Experiment   Period length in the subsequent sections                                      Mean±s (h)
No                  (2,5 mm apart – see materials and methods)                            

„067“ 31,50 25,70 28,60 24,20 23,30 25,10 30,80 30,80 37,40 24,90 28,23 4,42
„081“ 33,60 27,10 32,10 31,00 35,80 30,00 37,10   32,90   32,45 3,19
„083“ 34,80   36,50   24,00 24,00 26,10 31,80 29,30   29,50 5,07
„084“     30,60 25,50 30,60   27,70       28,60 2,48
„103“         29,25     27,00     28,13 1,59

Total mean ± standard deviation (h)   29.65±4.14


Whether this is a genuine endogenous rhythm comparable to the periodicity found by LYSEK & NORDBRING-HERTZ (1981) cannot be decided at present. However, it is obvious that the traps formed after induction by nematodes are distributed in a distinct pattern – concentric rings or bands – obviously governed by underlying periodicity.  This is found even if sufficient nematodes are added to warrant a homogeneous and randomized pattern of induction – with only a gradient from the surface to the deeper layers conceivable.  The results thus give clear evidence for a periodic sensitivity for induction of trap formation of the mycelium of Arthrobotrys oliqospora.
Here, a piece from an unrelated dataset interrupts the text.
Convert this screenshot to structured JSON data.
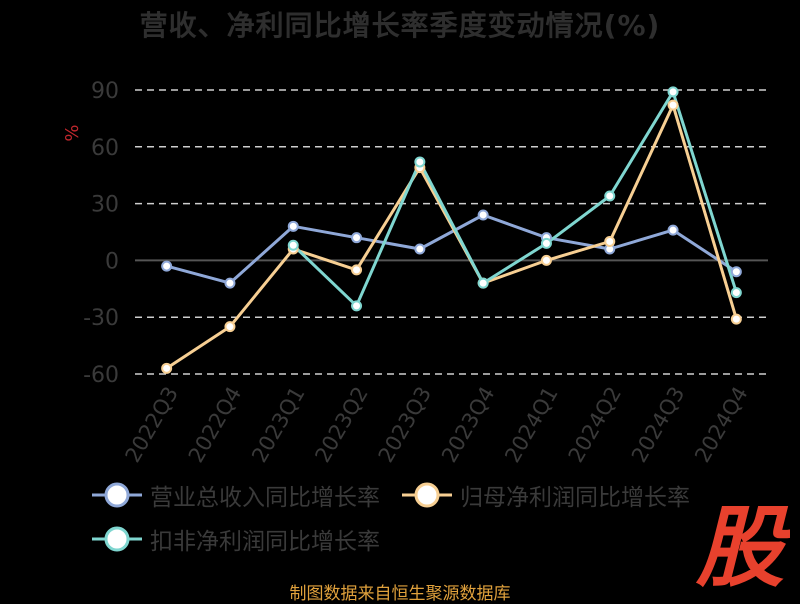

3. EDX-analysis of mycelium

Sensitivity of hyphae to physical alterations – in this case the mechanical touch by the moving nematodes – was found to be connected with the contents of inorganic ions of the hyphae.  The X-ray analysis of the mycelium therefore was thought to give more evidence.  Fig. 4 shows the results of serial measurements along a radius from the inoculum to the hyphal front of Arthrobotrys oliqospora ; the colony had not been induced to form traps, i. e. no nematodes had been added.
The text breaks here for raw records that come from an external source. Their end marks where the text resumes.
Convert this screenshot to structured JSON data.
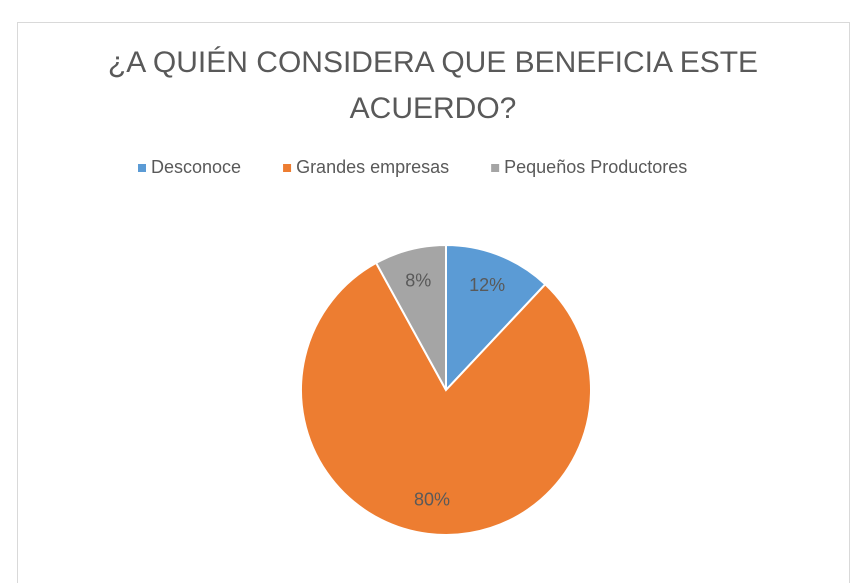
{
  "chart_data": {
    "type": "pie",
    "title": "¿A QUIÉN CONSIDERA QUE BENEFICIA ESTE ACUERDO?",
    "categories": [
      "Desconoce",
      "Grandes empresas",
      "Pequeños Productores"
    ],
    "values": [
      12,
      80,
      8
    ],
    "value_labels": [
      "12%",
      "80%",
      "8%"
    ],
    "colors": [
      "#5b9bd5",
      "#ed7d31",
      "#a5a5a5"
    ],
    "legend": "top"
  }
}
The results show a clear periodism.  All measured elements show 4 peaks.  Since the mycelium had grown 5 days at a rate of about 8 mm per day, this represents the period length of about 30 h, which corresponds to the 29.65±4,14 h calculated above.

Fig. 4:   EDX-measurements (in counts per min) of the mycelium along an axis from the inoculum (left) to the front of the colony (right).  For details of culture and preparation see materials and methods.
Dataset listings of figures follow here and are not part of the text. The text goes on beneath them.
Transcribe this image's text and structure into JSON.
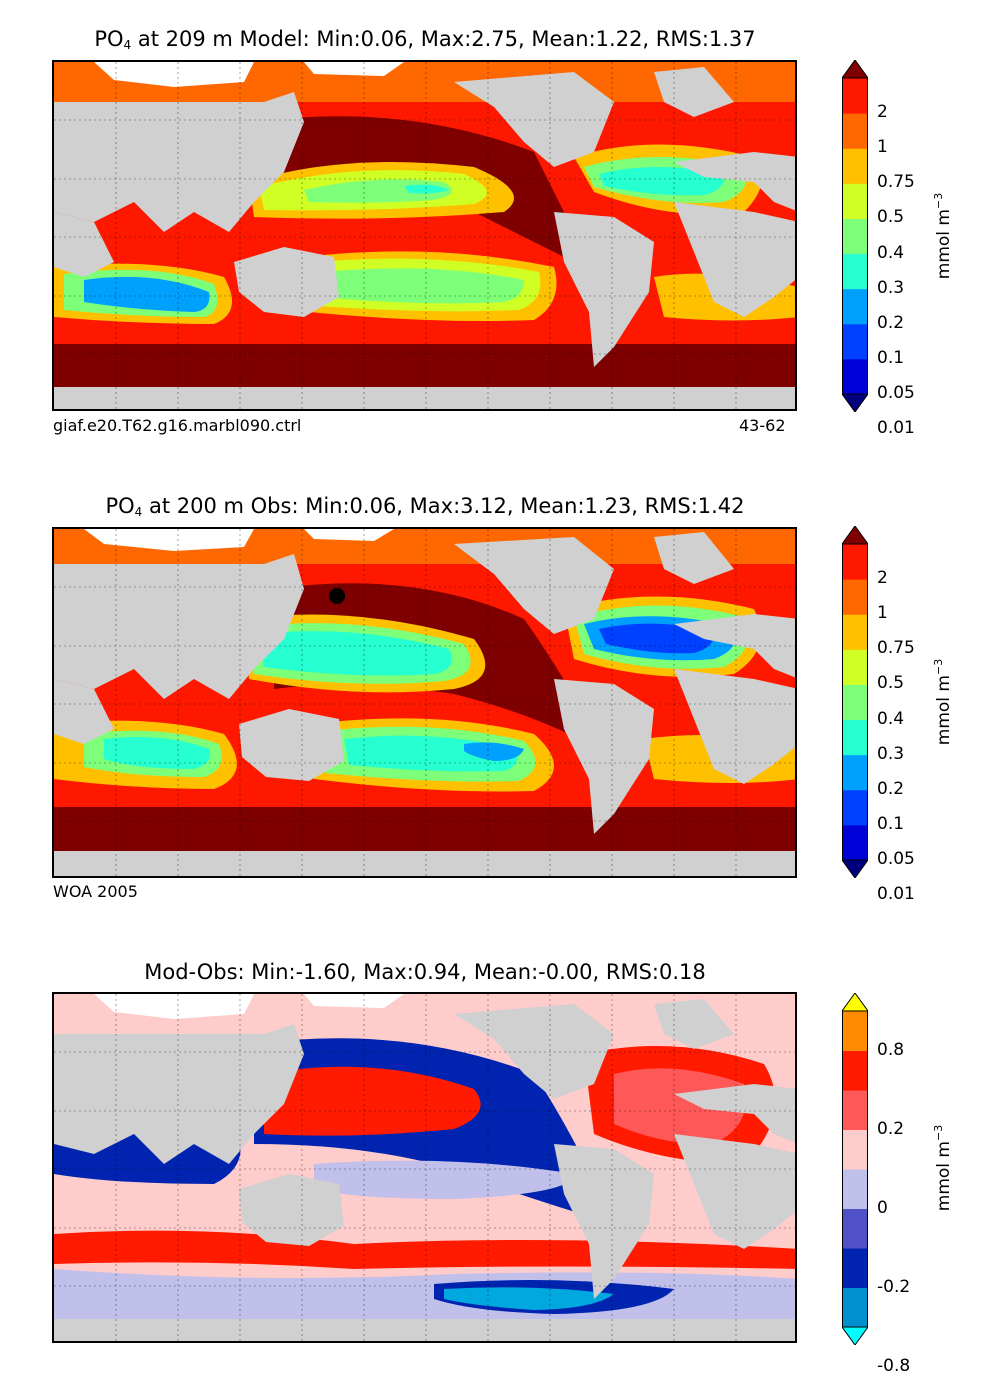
{
  "panels": [
    {
      "id": "model",
      "title_prefix": "PO",
      "title_sub": "4",
      "title_rest": " at 209 m Model: Min:0.06, Max:2.75, Mean:1.22, RMS:1.37",
      "caption_left": "giaf.e20.T62.g16.marbl090.ctrl",
      "caption_right": "43-62",
      "colorbar_unit": "mmol m",
      "colorbar_unit_sup": "−3",
      "colorbar_labels": [
        "2",
        "1",
        "0.75",
        "0.5",
        "0.4",
        "0.3",
        "0.2",
        "0.1",
        "0.05",
        "0.01"
      ],
      "colors": [
        "#00007f",
        "#0000d9",
        "#0040ff",
        "#00a0ff",
        "#26ffd0",
        "#7dff7a",
        "#d0ff26",
        "#ffc000",
        "#ff6800",
        "#ff1800",
        "#7f0000"
      ]
    },
    {
      "id": "obs",
      "title_prefix": "PO",
      "title_sub": "4",
      "title_rest": " at 200 m Obs: Min:0.06, Max:3.12, Mean:1.23, RMS:1.42",
      "caption_left": "WOA 2005",
      "caption_right": "",
      "colorbar_unit": "mmol m",
      "colorbar_unit_sup": "−3",
      "colorbar_labels": [
        "2",
        "1",
        "0.75",
        "0.5",
        "0.4",
        "0.3",
        "0.2",
        "0.1",
        "0.05",
        "0.01"
      ],
      "colors": [
        "#00007f",
        "#0000d9",
        "#0040ff",
        "#00a0ff",
        "#26ffd0",
        "#7dff7a",
        "#d0ff26",
        "#ffc000",
        "#ff6800",
        "#ff1800",
        "#7f0000"
      ]
    },
    {
      "id": "diff",
      "title_prefix": "",
      "title_sub": "",
      "title_rest": "Mod-Obs: Min:-1.60, Max:0.94, Mean:-0.00, RMS:0.18",
      "caption_left": "",
      "caption_right": "",
      "colorbar_unit": "mmol m",
      "colorbar_unit_sup": "−3",
      "colorbar_labels": [
        "0.8",
        "",
        "0.2",
        "",
        "0",
        "",
        "-0.2",
        "",
        "-0.8"
      ],
      "colors": [
        "#00ffff",
        "#0090d0",
        "#0024b0",
        "#5050c8",
        "#c0c0ea",
        "#ffcccc",
        "#ff5858",
        "#ff1a00",
        "#ff8c00",
        "#ffff00"
      ]
    }
  ],
  "chart_data": [
    {
      "type": "heatmap",
      "title": "PO4 at 209 m Model: Min:0.06, Max:2.75, Mean:1.22, RMS:1.37",
      "variable": "PO4",
      "depth_m": 209,
      "stats": {
        "min": 0.06,
        "max": 2.75,
        "mean": 1.22,
        "rms": 1.37
      },
      "colorbar_levels": [
        0.01,
        0.05,
        0.1,
        0.2,
        0.3,
        0.4,
        0.5,
        0.75,
        1,
        2
      ],
      "colorbar_extend": "both",
      "units": "mmol m^-3",
      "grid": true
    },
    {
      "type": "heatmap",
      "title": "PO4 at 200 m Obs: Min:0.06, Max:3.12, Mean:1.23, RMS:1.42",
      "variable": "PO4",
      "depth_m": 200,
      "stats": {
        "min": 0.06,
        "max": 3.12,
        "mean": 1.23,
        "rms": 1.42
      },
      "colorbar_levels": [
        0.01,
        0.05,
        0.1,
        0.2,
        0.3,
        0.4,
        0.5,
        0.75,
        1,
        2
      ],
      "colorbar_extend": "both",
      "units": "mmol m^-3",
      "grid": true
    },
    {
      "type": "heatmap",
      "title": "Mod-Obs: Min:-1.60, Max:0.94, Mean:-0.00, RMS:0.18",
      "stats": {
        "min": -1.6,
        "max": 0.94,
        "mean": -0.0,
        "rms": 0.18
      },
      "colorbar_levels": [
        -0.8,
        -0.2,
        0,
        0.2,
        0.8
      ],
      "colorbar_extend": "both",
      "units": "mmol m^-3",
      "grid": true
    }
  ]
}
This observation may thus be regarded as another example of fungal rhythms in the form of concentric bands. It prompts the questions as to its endogenous or exogenous nature and concerning its evolutionary or ecological advantage.  An endogenous nature might be assumed due to the period length which does not correspond to that of any known environmental trigger.

As for the ecological value only speculations are possible at the moment. It may be concluded from the existing data that the induction of capture organs by living eelworms requires the hyphae to be continuously in a state of alertness. Independently of the type of the trigger, the alertness as well as the initial reactions demand energy provided by the metabolism. Thus, keeping only small areas of the mycelium in a state of alertness would allow the hyphae to economize the input of metabolic energy without reducing the effect: the nematodes moving around would sooner or later hit also the „hot spots“, induce trap formation and hence capture of sufficient animals to provide the metabolism with resources to start trap formation again – in part even in the hitherto not reacting parts of the mycelium.

On the other hand the results also give evidence that the typical fungal rhythms have a distribution wider than expected hitherto (and more importance than assumed?). Created by differences in the development or developmental potential along the axis from the origin to the front of the mycelium, these rhythms cause the formation of concentric bands of visible structures like conidiophores or fruiting organs. The example of trap formation now gives evidence that further structures formed by mycelia may be organized in periodic patterns.